Understandably, since June, various production companies have been attempting to get back to work. According to Variety (Coronavirus Spike Puts Hollywood’s Back-to-Work Plans in Serious Jeopardy by Adam B. Vary, July 1, 2020), companies are trying to create a “. . . latticework of health and safety guidelines meant to make production safer. The results so far, however, have been haphazard.” The restrictions placed on production companies are going to affect crowd scenes, fewer locations, limited romance. And what about wearing masks, six-foot distancing, hair & makeup (actors doing it themselves), large crowds avoided, just to name a few! One can only imagine what the Hollywood entertainment offerings are going to look like. And maybe that is a good thing! Maybe they will need to do a better job on the script writing!

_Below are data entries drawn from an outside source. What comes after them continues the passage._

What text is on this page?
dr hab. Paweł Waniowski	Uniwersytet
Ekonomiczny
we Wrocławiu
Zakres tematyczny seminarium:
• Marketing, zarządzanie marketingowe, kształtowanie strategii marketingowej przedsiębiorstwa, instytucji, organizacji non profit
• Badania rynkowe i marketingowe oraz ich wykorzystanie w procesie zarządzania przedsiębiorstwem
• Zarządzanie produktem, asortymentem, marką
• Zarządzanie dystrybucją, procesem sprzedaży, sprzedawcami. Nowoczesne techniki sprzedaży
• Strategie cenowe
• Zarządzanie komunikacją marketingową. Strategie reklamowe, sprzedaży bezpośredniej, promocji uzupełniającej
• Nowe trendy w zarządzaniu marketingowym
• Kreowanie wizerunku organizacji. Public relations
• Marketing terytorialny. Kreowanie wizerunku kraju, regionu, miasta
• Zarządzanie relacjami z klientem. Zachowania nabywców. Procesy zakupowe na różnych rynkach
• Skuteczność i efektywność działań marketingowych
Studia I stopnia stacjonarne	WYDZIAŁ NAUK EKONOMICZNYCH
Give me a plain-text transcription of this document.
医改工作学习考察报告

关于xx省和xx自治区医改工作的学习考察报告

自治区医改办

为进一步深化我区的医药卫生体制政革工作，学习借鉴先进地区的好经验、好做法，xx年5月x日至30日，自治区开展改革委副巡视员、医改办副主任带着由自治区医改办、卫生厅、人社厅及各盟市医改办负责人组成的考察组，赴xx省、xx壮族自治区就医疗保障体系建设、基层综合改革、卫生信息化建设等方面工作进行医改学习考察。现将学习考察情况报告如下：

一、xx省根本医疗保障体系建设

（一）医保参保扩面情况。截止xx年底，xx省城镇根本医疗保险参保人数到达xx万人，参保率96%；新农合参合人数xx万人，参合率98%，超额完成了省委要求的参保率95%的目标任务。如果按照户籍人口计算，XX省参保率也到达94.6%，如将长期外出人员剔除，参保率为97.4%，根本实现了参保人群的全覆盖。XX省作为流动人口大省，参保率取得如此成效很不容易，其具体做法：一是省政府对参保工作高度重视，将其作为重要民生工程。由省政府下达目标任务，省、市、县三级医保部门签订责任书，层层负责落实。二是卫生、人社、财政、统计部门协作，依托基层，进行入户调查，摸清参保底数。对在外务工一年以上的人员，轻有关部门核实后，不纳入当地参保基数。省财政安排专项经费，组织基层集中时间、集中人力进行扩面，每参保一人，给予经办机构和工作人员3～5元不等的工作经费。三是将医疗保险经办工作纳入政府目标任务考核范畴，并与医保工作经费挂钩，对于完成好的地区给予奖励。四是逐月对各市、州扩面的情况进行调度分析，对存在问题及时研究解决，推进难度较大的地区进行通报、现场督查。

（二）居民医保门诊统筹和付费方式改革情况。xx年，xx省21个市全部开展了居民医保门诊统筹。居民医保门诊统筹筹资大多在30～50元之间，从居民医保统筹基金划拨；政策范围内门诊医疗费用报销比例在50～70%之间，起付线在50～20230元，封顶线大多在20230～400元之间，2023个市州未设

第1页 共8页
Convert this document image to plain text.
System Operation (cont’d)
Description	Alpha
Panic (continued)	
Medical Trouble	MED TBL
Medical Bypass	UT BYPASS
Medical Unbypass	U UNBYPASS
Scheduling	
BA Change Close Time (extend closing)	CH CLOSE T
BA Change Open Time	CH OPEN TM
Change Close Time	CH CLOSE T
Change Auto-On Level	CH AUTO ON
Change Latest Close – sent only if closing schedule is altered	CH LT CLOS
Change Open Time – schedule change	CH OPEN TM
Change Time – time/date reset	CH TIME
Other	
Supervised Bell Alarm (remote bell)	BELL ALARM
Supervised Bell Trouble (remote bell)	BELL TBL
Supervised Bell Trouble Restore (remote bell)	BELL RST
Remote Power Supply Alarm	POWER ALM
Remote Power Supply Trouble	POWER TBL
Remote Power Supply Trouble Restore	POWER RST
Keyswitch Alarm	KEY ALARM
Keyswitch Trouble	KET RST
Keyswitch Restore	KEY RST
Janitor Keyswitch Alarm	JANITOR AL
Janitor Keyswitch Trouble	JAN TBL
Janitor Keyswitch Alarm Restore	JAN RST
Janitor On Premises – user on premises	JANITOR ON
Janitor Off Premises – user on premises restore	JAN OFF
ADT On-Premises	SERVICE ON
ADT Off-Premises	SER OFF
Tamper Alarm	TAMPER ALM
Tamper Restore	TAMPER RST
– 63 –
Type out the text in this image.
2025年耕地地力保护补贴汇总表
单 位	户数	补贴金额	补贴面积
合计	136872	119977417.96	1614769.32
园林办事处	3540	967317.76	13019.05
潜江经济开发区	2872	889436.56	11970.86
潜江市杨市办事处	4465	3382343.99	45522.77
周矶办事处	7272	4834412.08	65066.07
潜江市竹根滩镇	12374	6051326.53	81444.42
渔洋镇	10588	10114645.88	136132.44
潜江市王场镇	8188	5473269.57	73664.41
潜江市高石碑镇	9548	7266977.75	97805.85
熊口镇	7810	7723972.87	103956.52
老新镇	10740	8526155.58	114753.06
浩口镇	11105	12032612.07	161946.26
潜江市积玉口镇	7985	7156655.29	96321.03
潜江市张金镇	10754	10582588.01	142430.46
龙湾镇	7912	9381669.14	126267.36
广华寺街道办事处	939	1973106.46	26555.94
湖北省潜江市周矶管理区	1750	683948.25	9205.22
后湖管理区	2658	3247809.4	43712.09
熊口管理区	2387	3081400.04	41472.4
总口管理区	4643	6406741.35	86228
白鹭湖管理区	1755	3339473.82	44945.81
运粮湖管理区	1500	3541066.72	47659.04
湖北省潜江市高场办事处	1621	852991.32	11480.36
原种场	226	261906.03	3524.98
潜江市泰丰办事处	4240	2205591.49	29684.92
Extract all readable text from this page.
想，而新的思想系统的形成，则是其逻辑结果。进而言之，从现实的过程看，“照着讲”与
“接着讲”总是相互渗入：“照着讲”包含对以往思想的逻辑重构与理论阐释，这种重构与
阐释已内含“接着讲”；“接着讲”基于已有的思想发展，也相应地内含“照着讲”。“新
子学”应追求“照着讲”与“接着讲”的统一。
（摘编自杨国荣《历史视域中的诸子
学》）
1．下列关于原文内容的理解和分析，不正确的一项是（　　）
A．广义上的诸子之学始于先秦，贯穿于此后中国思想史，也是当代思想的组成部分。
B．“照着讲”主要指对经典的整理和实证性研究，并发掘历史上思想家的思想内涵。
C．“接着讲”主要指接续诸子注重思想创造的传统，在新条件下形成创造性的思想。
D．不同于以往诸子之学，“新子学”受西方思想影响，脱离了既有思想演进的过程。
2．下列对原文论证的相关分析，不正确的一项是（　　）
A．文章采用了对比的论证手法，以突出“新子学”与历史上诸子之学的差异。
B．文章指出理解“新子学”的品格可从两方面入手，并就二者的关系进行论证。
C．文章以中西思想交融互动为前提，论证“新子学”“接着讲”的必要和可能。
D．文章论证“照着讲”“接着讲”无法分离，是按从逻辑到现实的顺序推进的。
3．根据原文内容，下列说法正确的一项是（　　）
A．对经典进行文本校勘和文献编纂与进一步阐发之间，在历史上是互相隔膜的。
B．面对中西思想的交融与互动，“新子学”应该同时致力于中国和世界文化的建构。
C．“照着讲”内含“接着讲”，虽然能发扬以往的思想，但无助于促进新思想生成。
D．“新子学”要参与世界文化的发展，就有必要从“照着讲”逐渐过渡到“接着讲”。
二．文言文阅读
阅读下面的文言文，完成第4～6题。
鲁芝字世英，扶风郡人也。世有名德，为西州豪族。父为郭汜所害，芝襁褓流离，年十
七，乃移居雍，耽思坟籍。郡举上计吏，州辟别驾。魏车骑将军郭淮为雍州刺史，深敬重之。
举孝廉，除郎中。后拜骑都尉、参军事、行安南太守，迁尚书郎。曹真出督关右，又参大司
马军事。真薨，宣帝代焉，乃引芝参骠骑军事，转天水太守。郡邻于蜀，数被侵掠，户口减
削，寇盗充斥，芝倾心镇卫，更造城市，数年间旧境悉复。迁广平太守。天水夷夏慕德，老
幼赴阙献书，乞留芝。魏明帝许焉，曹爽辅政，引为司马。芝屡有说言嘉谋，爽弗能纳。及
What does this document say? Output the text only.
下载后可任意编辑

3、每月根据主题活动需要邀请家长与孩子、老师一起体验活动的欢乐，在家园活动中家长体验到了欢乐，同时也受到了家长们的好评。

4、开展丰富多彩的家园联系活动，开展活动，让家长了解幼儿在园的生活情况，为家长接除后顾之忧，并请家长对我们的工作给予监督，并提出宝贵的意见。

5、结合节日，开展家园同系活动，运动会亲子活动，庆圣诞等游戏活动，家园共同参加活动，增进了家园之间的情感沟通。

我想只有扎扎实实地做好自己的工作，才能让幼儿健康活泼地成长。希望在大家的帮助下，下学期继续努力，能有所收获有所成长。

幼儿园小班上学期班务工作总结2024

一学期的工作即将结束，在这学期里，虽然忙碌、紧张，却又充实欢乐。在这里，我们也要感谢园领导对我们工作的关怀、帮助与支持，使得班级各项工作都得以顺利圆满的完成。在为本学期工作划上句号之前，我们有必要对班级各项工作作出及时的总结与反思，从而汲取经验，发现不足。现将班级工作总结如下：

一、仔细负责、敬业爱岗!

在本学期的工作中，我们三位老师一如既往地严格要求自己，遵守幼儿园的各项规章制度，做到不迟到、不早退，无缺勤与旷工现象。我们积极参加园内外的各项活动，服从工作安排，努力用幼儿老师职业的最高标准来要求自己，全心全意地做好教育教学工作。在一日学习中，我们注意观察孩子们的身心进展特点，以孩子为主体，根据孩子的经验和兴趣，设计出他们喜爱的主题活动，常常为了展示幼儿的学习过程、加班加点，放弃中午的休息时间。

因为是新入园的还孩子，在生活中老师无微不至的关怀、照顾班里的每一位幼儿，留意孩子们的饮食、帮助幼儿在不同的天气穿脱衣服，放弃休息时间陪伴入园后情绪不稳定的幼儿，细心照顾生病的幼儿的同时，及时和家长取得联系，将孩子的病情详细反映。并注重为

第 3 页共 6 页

So, as you cruise the channels and streaming to see what is coming your way, let us not forget one important thing. We all need to work on what we watch even more than how much. Through the last eight months, how has your media and entertainment reflected your core values. Have you compromised a little on what is acceptable for your family during this challenging 2020 year? Maybe, it’s time to re-evaluate our listening and watching choices and routines. How has the media and entertainment domains shaped your own world and our culture?

We often forget that those TV programs, movies, and streaming subscriptions we pay for every month help support whatever message and mix of values we hear and see on the screen. How much of it offends you?

Where do you go from here? I encourage you to do some research on alternatives that support your core values in entertainment, news, cultural trends, and influence the media to improve the quality of programming.

Be a voice for quality programming that reflects timeless truths and the best of humanity. The media & entertainment industries always follow the cash. Let’s all raise the standard by putting our media and entertainment money on those core values that provide our families a better way to preserve our nation’s higher principles and practices for all.